You'll be hard-pressed to find a better ICS tablet at this price.

So why should Samsung risk further diluting its dominant Android tablet brand with a WiFi-only hardware refresh that takes away much of the performance and construction gloss of the more premium, 21Mbps HSPA+ enabled Plus? Well, positioned at half the price -- $250 -- the 7-inch Tab 2 is already the more compelling option for budget-minded shoppers. Subtract the need for a monthly data contract, factor in some (mostly) comparable internals and you've got a low-cost device that escapes allusions to other budget devices. As a Galaxy Tab alternative, the Tab 2 is a sound purchase. But there's another unpretentious 7-incher that's been sweeping the market with its open arms, Android architecture and deeply integrated ecosystem : the Kindle Fire. That tablet, still running an unrecognizable build of Gingerbread, offers an identical wireless experience and costs $50 less, to boot. Backed by Amazon's vast e-book, MP3 and on-demand video library, the Fire comes off as the indisputable king of this hill. There's just no overwhelming reason why consumers would dole out extra money for a media consumption device that does the same duties without the vast content resources. Fanboyism aside, you'll either want to pony up for a network-connected slate or get the best bang for your buck -- and that would be the Kindle Fire.

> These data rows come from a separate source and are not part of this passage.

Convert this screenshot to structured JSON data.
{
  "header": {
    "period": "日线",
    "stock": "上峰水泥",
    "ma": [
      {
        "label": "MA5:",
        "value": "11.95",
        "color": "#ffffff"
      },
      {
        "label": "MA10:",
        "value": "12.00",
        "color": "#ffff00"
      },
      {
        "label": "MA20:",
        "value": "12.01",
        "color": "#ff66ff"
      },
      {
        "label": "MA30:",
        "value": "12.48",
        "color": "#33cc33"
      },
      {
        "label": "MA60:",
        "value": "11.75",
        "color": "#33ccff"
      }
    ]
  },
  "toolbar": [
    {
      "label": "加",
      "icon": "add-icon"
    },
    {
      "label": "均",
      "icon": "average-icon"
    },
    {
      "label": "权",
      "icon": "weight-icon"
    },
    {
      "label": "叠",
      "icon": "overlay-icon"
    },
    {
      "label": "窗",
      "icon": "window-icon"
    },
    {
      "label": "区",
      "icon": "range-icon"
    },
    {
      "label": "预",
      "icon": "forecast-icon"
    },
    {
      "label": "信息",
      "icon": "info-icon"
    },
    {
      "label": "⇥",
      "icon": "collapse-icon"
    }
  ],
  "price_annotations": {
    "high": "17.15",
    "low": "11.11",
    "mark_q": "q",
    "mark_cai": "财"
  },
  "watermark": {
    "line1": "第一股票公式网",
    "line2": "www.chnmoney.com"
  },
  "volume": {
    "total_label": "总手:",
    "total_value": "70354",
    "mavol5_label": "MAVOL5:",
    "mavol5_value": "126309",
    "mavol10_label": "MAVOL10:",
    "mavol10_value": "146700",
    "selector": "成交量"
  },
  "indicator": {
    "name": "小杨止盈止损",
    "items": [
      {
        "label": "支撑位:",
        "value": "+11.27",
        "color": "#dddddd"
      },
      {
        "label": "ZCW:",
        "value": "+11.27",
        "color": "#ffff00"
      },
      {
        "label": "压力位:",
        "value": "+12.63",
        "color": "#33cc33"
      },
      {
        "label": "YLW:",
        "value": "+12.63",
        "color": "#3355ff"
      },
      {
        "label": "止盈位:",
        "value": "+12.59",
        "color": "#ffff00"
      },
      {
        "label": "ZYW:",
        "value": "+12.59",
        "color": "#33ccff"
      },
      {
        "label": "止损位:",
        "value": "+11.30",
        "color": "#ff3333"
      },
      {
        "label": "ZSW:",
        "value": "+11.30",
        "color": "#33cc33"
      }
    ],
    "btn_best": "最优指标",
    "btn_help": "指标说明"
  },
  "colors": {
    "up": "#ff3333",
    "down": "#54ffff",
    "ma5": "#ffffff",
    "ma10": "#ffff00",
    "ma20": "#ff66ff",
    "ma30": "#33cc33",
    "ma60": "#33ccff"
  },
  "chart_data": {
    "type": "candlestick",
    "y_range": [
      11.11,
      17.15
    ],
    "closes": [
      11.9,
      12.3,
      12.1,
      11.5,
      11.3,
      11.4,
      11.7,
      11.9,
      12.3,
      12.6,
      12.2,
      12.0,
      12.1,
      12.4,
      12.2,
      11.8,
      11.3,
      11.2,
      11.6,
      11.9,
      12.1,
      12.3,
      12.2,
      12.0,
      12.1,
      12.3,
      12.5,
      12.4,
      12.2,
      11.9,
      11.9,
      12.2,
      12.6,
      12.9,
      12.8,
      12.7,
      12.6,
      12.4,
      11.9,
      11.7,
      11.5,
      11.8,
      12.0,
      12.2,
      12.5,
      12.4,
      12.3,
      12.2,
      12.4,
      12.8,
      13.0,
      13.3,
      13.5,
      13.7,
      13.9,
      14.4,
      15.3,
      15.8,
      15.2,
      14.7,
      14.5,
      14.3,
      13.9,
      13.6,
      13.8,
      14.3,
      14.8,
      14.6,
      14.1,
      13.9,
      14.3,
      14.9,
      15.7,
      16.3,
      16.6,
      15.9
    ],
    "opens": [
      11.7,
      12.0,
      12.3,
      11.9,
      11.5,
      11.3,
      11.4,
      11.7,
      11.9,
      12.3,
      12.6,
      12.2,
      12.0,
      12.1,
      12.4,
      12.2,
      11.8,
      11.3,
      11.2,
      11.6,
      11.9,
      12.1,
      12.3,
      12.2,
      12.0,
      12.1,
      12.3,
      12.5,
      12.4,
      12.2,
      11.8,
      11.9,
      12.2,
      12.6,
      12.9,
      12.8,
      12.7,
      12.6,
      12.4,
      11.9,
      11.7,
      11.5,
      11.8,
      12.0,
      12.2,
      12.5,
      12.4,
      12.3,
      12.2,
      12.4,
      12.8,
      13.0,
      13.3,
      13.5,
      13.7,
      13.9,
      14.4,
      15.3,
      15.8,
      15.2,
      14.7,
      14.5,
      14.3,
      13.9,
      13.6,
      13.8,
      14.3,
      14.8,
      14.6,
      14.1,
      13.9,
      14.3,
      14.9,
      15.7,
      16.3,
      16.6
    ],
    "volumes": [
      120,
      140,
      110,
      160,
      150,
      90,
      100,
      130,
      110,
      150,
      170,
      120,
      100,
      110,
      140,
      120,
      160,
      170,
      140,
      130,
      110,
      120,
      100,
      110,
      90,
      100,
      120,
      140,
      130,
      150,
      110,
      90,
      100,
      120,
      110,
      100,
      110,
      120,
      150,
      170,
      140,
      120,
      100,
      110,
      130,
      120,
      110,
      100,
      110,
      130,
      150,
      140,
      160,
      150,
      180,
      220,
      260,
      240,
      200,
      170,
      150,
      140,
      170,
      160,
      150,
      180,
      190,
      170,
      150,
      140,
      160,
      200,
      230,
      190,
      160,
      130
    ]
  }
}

At almost half the price of the similar-looking Galaxy Tab 7.0 Plus, the Tab 2 performs gracefully, comes with ample storage space to harbor your vast trove of media, and generally makes Google's latest software more accessible. Still, despite its reliable performance, it seems to us that Samsung didn't do enough to effectively overpower the allure of the Kindle Fire's tidy ecosystem. Without access to a well-curated content library, the Tab 2 (7.0) doesn't really stand out amid an ever deepening line of Android 4.0 devices, and it will have to work that much harder to win the hearts of consumers looking for a 7-inch tablet (or just a really inexpensive one). All that said, you'll be hard-pressed to find a better ICS tablet at this price. So if that newly minted OS is what your wallet's angling for, go ahead: take the plunge and call this media-minded slate your own. Had Samsung chopped off an extra $50 and put this on even ground with the Kindle Fire, though, it might have had an even clearer winner on its hands.